Барон Штейн помог преодолеть все трудности, отправившись в Бреслау с целью склонить на свою сторону Фридриха Вильгельма. Сам Штейн не симпатизировал планам Александра относительно Польши, которые, как он считал, таили опасность для внутренней устойчивости России и несли угрозу безопасности Австрии и Пруссии. Он также сомневался в том, что поляки «со своими крепостными и своими жидами» способны к самоуправлению. Но Штейн знал, что в этом вопросе Александр был непреклонен, и стал посредником в достижении русско-прусского соглашения.
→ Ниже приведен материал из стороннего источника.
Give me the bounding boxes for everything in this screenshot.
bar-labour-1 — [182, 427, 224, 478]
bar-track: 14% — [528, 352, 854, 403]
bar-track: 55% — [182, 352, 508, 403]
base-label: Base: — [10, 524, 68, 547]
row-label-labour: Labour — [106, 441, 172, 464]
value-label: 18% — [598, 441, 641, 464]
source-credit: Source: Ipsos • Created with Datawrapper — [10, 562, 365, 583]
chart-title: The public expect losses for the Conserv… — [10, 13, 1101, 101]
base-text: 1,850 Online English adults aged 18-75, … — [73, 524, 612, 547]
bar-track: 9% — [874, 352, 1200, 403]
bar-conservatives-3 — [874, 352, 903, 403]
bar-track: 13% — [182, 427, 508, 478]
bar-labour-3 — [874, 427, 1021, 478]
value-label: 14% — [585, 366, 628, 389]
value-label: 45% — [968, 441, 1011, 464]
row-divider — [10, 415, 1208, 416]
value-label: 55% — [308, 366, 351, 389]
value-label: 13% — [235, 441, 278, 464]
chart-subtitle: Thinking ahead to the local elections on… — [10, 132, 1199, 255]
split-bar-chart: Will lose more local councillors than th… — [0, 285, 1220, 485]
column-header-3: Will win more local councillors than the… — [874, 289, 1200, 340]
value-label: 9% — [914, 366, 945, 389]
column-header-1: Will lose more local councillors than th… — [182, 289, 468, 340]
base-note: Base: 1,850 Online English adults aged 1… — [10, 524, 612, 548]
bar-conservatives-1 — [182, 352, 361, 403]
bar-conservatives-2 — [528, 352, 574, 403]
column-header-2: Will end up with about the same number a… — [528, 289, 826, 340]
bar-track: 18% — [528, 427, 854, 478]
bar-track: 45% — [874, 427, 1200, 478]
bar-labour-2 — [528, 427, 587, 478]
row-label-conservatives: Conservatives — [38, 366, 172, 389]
Россия выступала гарантом существовавшей на тот момент территориальной целостности Пруссии и брала на себя обязательства в том, что Восточная Пруссия и Силезия будут связаны широкой и стратегически легко обороняемой полосой территорий, отторгнутых от Варшавского герцогства. Русские также пообещали, что направят все свои силы для войны в Германии и не заключат мира до тех пор, пока Пруссия вновь не обретет ту мощь, территорию и население, которыми она обладала до 1806 г. Статья I секретных пунктов Калишского союзного договора гласила, что Пруссия получит полную компенсацию за все польские земли, отошедшие к России на востоке, за счет территорий в северной части Германии. В отличие от Наполеона, русские не могли подкупить Пруссию, предложив ей земли Ганноверского княжества, поскольку оно принадлежало их союзнику британской короне. Поэтому единственно возможным предметом компенсации могла быть Саксония, ослабление или расчленение которой было бы плохо воспринято в Вене. По этой причине Калишский договор отчасти носил строго секретный характер и таил в себе спорные вопросы на будущее.

Однако на тот момент договор явился удовлетворительной основой для русско-прусского сотрудничества. Центральным его пунктом были обязательства по восстановлению Пруссии в качестве великой державы, прежде всего для того, чтобы она могла сдерживать Францию, но также, возможно, с целью уравновешивания австрийского влияния в Германии. По этому крайне важному пункту русские взяли на себя те же обязательства, что и пруссаки. Кроме того, хотя в преамбуле к договору содержалась некоторая доля лицемерия, ее призыв «исполнить предназначения, с коими связаны спокойствие и благосостояние народов, изнуренных столь многими потрясениями и жертвами», был искренним и неподдельным. Добавив к этому дружественные отношения между Александром и Фридрихом Вильгельмом, получим все необходимые составляющие для создания прочных и продолжительных уз между двумя государствами. В действительности русско-прусский союз, заключенный в феврале 1813 г., просуществовал в той или иной форме до 1890-х гг., явившись одним из наиболее стабильных и долговечных элементов европейской дипломатии[518].

Статья VII договора определяла в качестве приоритетной цели как для Пруссии, так и для России привлечение к союзу с ними Австрии. В последующие три месяца эта задача направляла не только дипломатию, но в какой-то мере и военную стратегию союзников. Австрия, однако, намеревалась играть по-крупному, имея для этого все основания. Австрийцы полагали, что именно на их долю пришелся наибольший объем военных операций против французов с 1793 г., и что пруссаки и русские подвели их в ряде случаев, а англичане приняли это как должное. На этот раз они собирались использовать все выгоды своего положения и не бросаться необдуманно ни в какие предприятия.

515





См., например, рапорты А.X. Бенкендорфа H. Г. Репнину от 10 фев. 1813 г. (ст. ст.) и А.И. Чернышева П.X. Витгенштейну за день до этого: РГВИА. Ф. 846. Оп. 16. Д. 3905. Л. 8 (об.); Поход… С. 88.

516

РГВИА. Ф. 846. Оп. 16. Д. 3416. Л. 1–2.

517

1812 год… Военные дневники. С. 319–320.

518

Договор см в кн.: Собрание трактатов… Т. 7. С. 62–82. О взглядах Г. Штейна на Польшу см.: Freiherr vom Stein… Vol. 4. P. 160–162.